Ms Smith, who has a background in television, has created Just One Quilt. The educational platform features video tutorials as well as an online course where Ms Smith teaches how to quilt.
The videos are sponsored by sewing machine manufacturer Janome and Aurifil Threads and as well as the online course Ms Smith will be selling associated items.
However, the entrepreneur is keen not to go against the values of her business, which she set up three years ago.
She said: “The idea is not to become the Amazon of craft. The focus is definitely more on the education side.
“What I don’t particularly like morally is selling people things for the sake of it. I want the value to be on the education and then support people to go and find their local quilt shop, support smaller independent shops or use and recycle things that they have got.”
Ms Smith teaches sewing lessons from a studio in Ilkley. The studio is also managed by Kay Walsh.
“If I’m the creative one, she’s the practical one,” Ms Smith said. “She does the accounts, sorts the schedules and everything.”
Her own love for sewing comes from an early age. Ms Smith’s grandfather had a business building trailer tents, boats and caravans.
She said: “We had a mill and with a sewing room. There were women who made upholstery, curtains and everything for the caravans and trailer tents. People sewing was just around me.”
Having children reignited Ms Smith’s love for sewing as she wanted to make clothes and quilts for them.
After spending a year in Canada back in 2006, when her husband was doing a fellowship out there, Ms Smith decided to start teaching on her return to the UK.
The entrepreneur is working on a book.
She has also teamed with the historic fabric business Liberty to release patterns and new quilting cottons. Working with Liberty is “a bit of a dream come true”, Ms Smith said.
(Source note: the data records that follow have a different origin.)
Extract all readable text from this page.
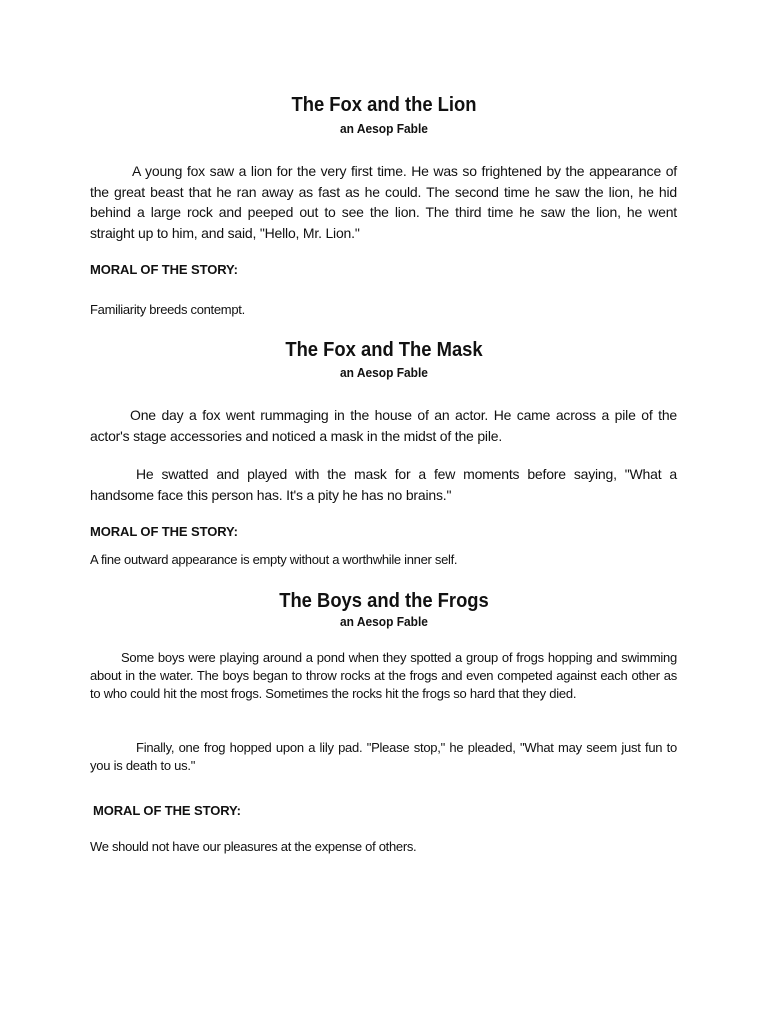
The Fox and the Lion
an Aesop Fable

A young fox saw a lion for the very first time. He was so frightened by the appearance of the great beast that he ran away as fast as he could. The second time he saw the lion, he hid behind a large rock and peeped out to see the lion. The third time he saw the lion, he went straight up to him, and said, "Hello, Mr. Lion."

MORAL OF THE STORY:
Familiarity breeds contempt.
The Fox and The Mask
an Aesop Fable

One day a fox went rummaging in the house of an actor. He came across a pile of the actor's stage accessories and noticed a mask in the midst of the pile.

He swatted and played with the mask for a few moments before saying, "What a handsome face this person has. It's a pity he has no brains."

MORAL OF THE STORY:
A fine outward appearance is empty without a worthwhile inner self.
The Boys and the Frogs
an Aesop Fable

Some boys were playing around a pond when they spotted a group of frogs hopping and swimming about in the water. The boys began to throw rocks at the frogs and even competed against each other as to who could hit the most frogs. Sometimes the rocks hit the frogs so hard that they died.

Finally, one frog hopped upon a lily pad. "Please stop," he pleaded, "What may seem just fun to you is death to us."

MORAL OF THE STORY:
We should not have our pleasures at the expense of others.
She added: “I’ve been collecting Liberty fabrics since I was about eight years old because they used to print at a mill in Lancashire where my nan used to take me when I was a child.”
Despite the success of her business, she has taught hundreds of people how to quilt, Ms Smith doesn’t want to lose sight of the values of her business.
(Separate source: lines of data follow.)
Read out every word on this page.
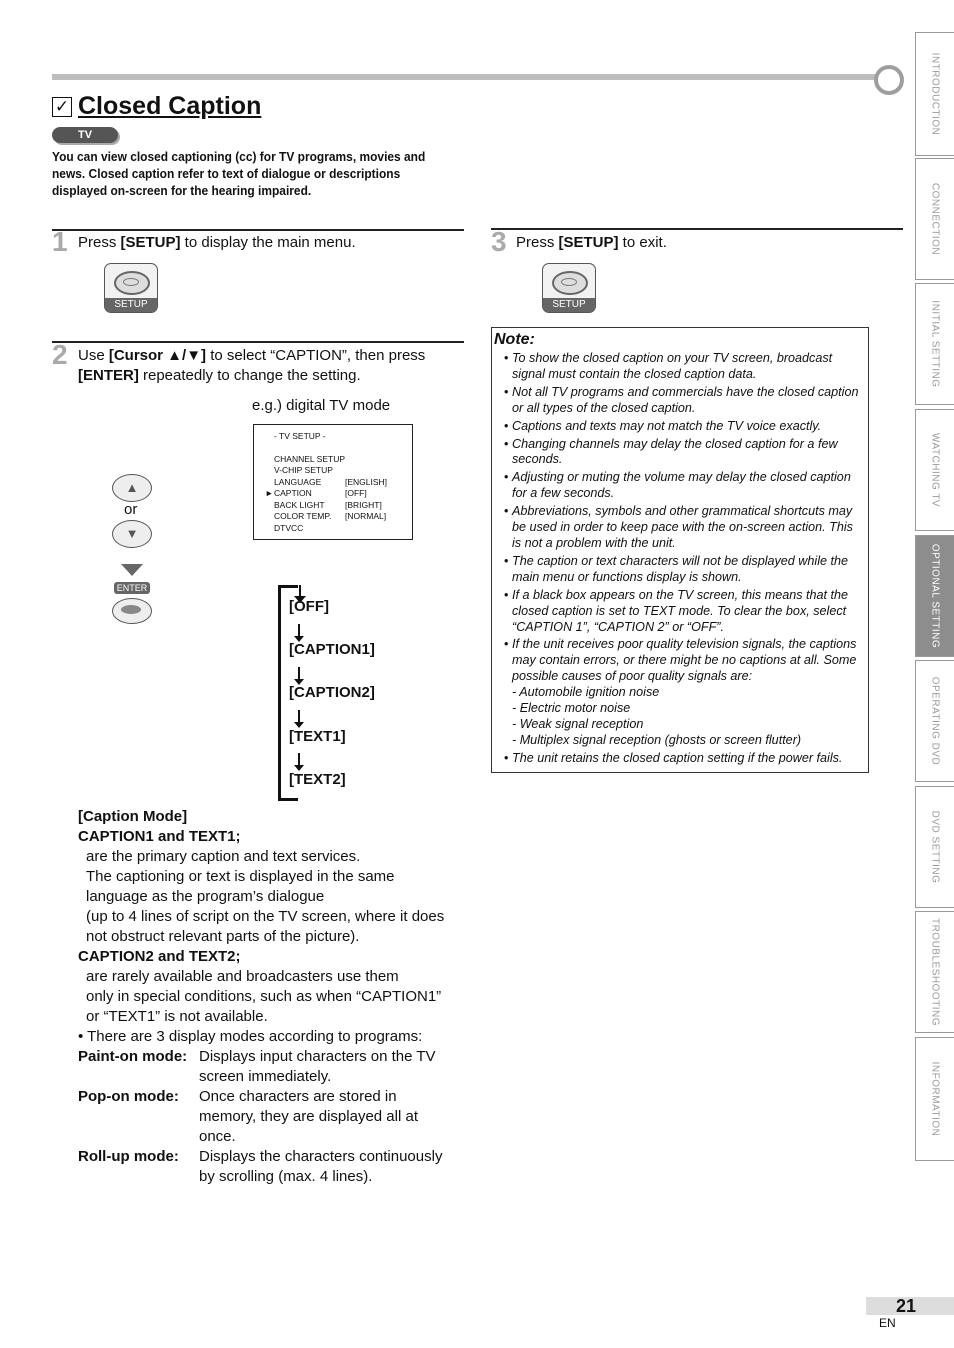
✓ Closed Caption
TV
You can view closed captioning (cc) for TV programs, movies and news. Closed caption refer to text of dialogue or descriptions displayed on-screen for the hearing impaired.
1 Press [SETUP] to display the main menu.
SETUP
2 Use [Cursor ▲/▼] to select “CAPTION”, then press [ENTER] repeatedly to change the setting.
e.g.) digital TV mode
- TV SETUP -
CHANNEL SETUP
V-CHIP SETUP
LANGUAGE	[ENGLISH]
► CAPTION	[OFF]
BACK LIGHT [BRIGHT]
COLOR TEMP. [NORMAL]
DTVCC
▲
or
▼
ENTER
[OFF]
[CAPTION1]
[CAPTION2]
[TEXT1]
[TEXT2]
[Caption Mode]
CAPTION1 and TEXT1;
are the primary caption and text services.
The captioning or text is displayed in the same
language as the program’s dialogue
(up to 4 lines of script on the TV screen, where it does
not obstruct relevant parts of the picture).
CAPTION2 and TEXT2;
are rarely available and broadcasters use them
only in special conditions, such as when “CAPTION1”
or “TEXT1” is not available.
• There are 3 display modes according to programs:
Paint-on mode: Displays input characters on the TV
screen immediately.
Pop-on mode:	Once characters are stored in
memory, they are displayed all at
once.
Roll-up mode:	Displays the characters continuously
by scrolling (max. 4 lines).
3 Press [SETUP] to exit.
SETUP
Note:
• To show the closed caption on your TV screen, broadcast signal must contain the closed caption data.
• Not all TV programs and commercials have the closed caption or all types of the closed caption.
• Captions and texts may not match the TV voice exactly.
• Changing channels may delay the closed caption for a few seconds.
• Adjusting or muting the volume may delay the closed caption for a few seconds.
• Abbreviations, symbols and other grammatical shortcuts may be used in order to keep pace with the on-screen action. This is not a problem with the unit.
• The caption or text characters will not be displayed while the main menu or functions display is shown.
• If a black box appears on the TV screen, this means that the closed caption is set to TEXT mode. To clear the box, select “CAPTION 1”, “CAPTION 2” or “OFF”.
• If the unit receives poor quality television signals, the captions may contain errors, or there might be no captions at all. Some possible causes of poor quality signals are:
- Automobile ignition noise
- Electric motor noise
- Weak signal reception
- Multiplex signal reception (ghosts or screen flutter)
• The unit retains the closed caption setting if the power fails.
INTRODUCTION
CONNECTION
INITIAL SETTING
WATCHING TV
OPTIONAL SETTING
OPERATING DVD
DVD SETTING
TROUBLESHOOTING
INFORMATION
21
EN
Ms Smith said: “I’ve had offers from lots of other people to do things in my name and to collaborate with them but not necessarily where I’ve felt it’s the right fit.
“Financially it might have been more beneficial but I want to do it my own way.”
TV times help reach people
Jenni Smith has a background in television. She was once nominated for a Bafta for her work as associate producer on the children’s documentary My Life: Ballet Boys.
She left the TV industry to focus on her sewing business, which enables her to also juggle her family commitments.
However, the Ilkley-based entrepreneur says she still “dabbles a little bit” in TV work and is using her background to good use with the video element of her educational platform.
Videos are a good way to reach tech savvy but time starved people, she said.